Sumber: Reuters | Editor: Prihastomo Wahyu Widodo
KONTAN.CO.ID - WASHINGTON. Intelijen AS kembali menaruh curiga pada China. Kali ini, mereka menduga China telah memasok sejumlah teknologi untuk mendukung operasi militer Rusia di Ukraina.
Pada hari Kamis (27/7), Komite Intelijen Permanen DPR AS merilis laporan Kantor Direktur Intelijen Nasional (ODNI). Dalam penilaian itu, China disebut menyediakan beberapa teknologi yang digunakan militer Rusia selama perang di Ukraina.

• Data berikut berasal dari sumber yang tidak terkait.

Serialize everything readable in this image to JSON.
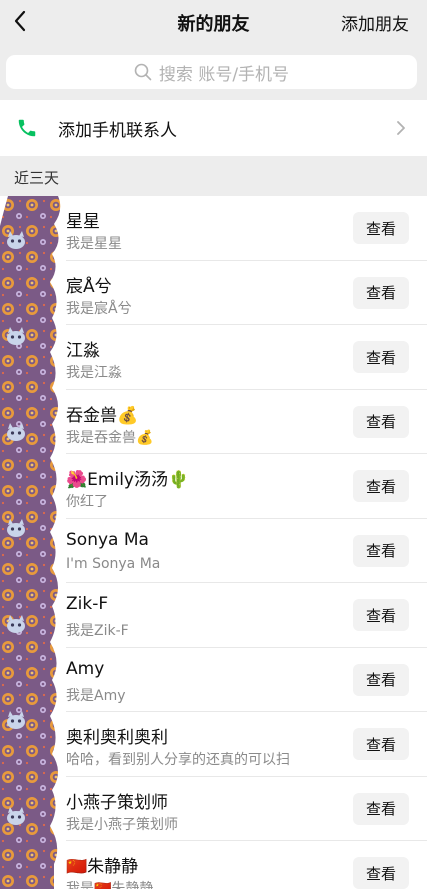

"Republik Rakyat China telah menyediakan beberapa teknologi dual-use yang digunakan militer Moskow untuk melanjutkan perang di Ukraina, meskipun ada sanksi internasional dan kontrol ekspor," tulis laporan tersebut, dikutip Reuters.
China telah berulang kali membantah tuduhan yang menyebut mereka mengirim peralatan militer ke Rusia sejak invasi Rusia ke Ukraina dimulai Februari 2022.
Baca Juga: Vladimir Putin Terima Undangan Xi Jinping, Bakal ke China Bulan Oktober
Menurut laporan ODNI, ada perusahaan China yang telah mengirim berbagai teknologi pendukung militer seperti keperluan navigasi hingga suku cadang jet tempur.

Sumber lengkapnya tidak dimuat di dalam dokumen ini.